Paños y sábanas suaves. 310 nudos de percal. Las debo llevar yo. En ningún hotel, motel o posada me van a cubrir esa cantidad de nudos por centímetro cuadrado de algodón, ¡ja, algodón! Poliéster. Poliéster inflamable. Mi sutil cuerpo no puede arrimarse a este material pues arde y no precisamente de deseo, muere de piquiña toda la noche. La dermatitis atópica que me produce la bajeza de una sábana es irreversible.

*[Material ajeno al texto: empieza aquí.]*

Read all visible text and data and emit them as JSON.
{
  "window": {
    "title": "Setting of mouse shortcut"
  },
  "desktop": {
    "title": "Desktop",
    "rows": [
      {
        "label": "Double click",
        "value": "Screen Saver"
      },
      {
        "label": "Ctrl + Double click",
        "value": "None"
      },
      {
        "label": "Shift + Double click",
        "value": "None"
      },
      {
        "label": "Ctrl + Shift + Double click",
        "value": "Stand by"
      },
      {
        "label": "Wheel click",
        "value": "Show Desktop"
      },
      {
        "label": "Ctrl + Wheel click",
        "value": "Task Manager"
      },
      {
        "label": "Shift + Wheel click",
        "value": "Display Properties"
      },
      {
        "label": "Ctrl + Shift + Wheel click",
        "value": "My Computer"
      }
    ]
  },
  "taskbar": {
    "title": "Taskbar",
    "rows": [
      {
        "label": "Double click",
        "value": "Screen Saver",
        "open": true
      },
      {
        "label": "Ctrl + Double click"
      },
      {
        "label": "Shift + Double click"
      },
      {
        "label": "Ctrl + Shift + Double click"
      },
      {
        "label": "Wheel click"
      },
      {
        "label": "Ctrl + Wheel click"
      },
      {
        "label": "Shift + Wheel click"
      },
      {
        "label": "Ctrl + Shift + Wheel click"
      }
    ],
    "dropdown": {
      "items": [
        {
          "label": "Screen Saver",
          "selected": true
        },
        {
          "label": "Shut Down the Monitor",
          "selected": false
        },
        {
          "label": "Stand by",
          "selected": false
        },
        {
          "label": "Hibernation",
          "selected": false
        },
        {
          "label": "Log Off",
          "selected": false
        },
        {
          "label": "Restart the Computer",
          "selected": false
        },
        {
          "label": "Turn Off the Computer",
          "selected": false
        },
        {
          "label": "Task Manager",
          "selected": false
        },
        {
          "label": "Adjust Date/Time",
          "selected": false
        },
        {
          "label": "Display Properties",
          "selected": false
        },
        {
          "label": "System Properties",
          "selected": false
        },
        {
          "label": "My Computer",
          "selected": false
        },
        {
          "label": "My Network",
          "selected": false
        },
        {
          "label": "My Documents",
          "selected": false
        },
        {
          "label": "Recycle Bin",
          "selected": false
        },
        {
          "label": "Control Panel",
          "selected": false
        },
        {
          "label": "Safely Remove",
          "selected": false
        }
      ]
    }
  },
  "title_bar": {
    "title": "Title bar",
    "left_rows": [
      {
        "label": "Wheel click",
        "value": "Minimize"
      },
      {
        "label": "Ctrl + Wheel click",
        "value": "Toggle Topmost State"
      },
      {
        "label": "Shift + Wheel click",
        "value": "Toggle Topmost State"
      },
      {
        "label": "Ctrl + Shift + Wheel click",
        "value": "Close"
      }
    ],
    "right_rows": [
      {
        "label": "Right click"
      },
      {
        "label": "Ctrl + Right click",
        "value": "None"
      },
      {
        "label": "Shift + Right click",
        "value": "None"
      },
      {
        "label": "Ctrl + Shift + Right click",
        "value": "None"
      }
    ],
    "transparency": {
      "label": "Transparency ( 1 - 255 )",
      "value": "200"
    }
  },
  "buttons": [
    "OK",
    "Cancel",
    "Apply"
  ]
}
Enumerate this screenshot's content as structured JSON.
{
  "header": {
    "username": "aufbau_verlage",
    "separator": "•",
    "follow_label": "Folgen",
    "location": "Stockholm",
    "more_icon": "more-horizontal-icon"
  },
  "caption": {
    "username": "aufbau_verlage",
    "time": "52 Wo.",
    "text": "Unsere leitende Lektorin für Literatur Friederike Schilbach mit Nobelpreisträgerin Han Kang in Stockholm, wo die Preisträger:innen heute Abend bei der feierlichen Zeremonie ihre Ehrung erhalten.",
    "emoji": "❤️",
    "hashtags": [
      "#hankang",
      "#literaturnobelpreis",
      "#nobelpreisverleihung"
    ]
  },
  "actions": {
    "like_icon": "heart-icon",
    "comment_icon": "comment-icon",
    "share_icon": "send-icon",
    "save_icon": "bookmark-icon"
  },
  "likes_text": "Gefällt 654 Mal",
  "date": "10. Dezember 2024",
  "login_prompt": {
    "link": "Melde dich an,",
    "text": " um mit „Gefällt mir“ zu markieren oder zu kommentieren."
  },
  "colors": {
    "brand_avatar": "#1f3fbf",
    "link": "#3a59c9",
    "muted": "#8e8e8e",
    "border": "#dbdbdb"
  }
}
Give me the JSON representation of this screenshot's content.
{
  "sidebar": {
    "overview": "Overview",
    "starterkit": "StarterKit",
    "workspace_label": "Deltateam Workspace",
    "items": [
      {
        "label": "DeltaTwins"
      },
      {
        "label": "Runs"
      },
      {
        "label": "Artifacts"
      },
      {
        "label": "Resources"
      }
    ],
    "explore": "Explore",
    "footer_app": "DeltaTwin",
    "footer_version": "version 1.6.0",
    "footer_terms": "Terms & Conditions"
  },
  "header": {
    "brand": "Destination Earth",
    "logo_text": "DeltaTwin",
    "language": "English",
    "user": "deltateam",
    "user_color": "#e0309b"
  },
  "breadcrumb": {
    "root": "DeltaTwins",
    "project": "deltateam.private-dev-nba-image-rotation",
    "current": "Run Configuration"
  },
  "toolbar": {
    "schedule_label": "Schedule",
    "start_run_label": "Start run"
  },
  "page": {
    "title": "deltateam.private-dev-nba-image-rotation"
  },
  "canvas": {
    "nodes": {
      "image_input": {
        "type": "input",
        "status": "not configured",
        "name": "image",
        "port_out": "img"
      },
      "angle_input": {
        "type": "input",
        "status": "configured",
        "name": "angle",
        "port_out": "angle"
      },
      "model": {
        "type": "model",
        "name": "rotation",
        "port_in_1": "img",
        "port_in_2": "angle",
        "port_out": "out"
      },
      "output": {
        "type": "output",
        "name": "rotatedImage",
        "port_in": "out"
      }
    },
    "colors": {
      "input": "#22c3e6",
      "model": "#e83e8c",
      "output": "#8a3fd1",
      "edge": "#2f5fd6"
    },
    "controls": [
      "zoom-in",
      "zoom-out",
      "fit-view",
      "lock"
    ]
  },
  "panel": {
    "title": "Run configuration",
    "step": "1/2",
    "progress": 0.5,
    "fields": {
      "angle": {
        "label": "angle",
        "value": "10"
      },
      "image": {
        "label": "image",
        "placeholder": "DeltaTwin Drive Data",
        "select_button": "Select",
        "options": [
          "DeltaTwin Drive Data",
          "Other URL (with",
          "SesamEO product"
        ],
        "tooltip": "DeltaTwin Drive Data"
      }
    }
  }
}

El paño. Asco. Rozar los deseos y apetencias de otros a través del contacto de mi piel con los ácaros ajenos que permanecen enredados en esa superficie textil deslavada o mal lavada. Vomito. Cuando descargo todo mi terror me siento en el piso del baño, sobre el mármol frío y de nuevo me pregunto: ¿Quién va a viajar? Se acaba la noche y no sé en realidad quién se montará en mi cuerpo por la mañana y partirá con rumbo a Araya.

Ya no vivimos en paz. Ahora cada cual quiere hacer su voluntad. Amenazas hasta de muerte he recibido desde que este viaje se me presentó. Y no quiero ir yo para que no se diga nunca que los tenía prisioneros. Mi cuerpo es de todos y sin embargo siento que es un poco más mío, pues yo llegué primero y poseo el pasaporte o documento de identidad.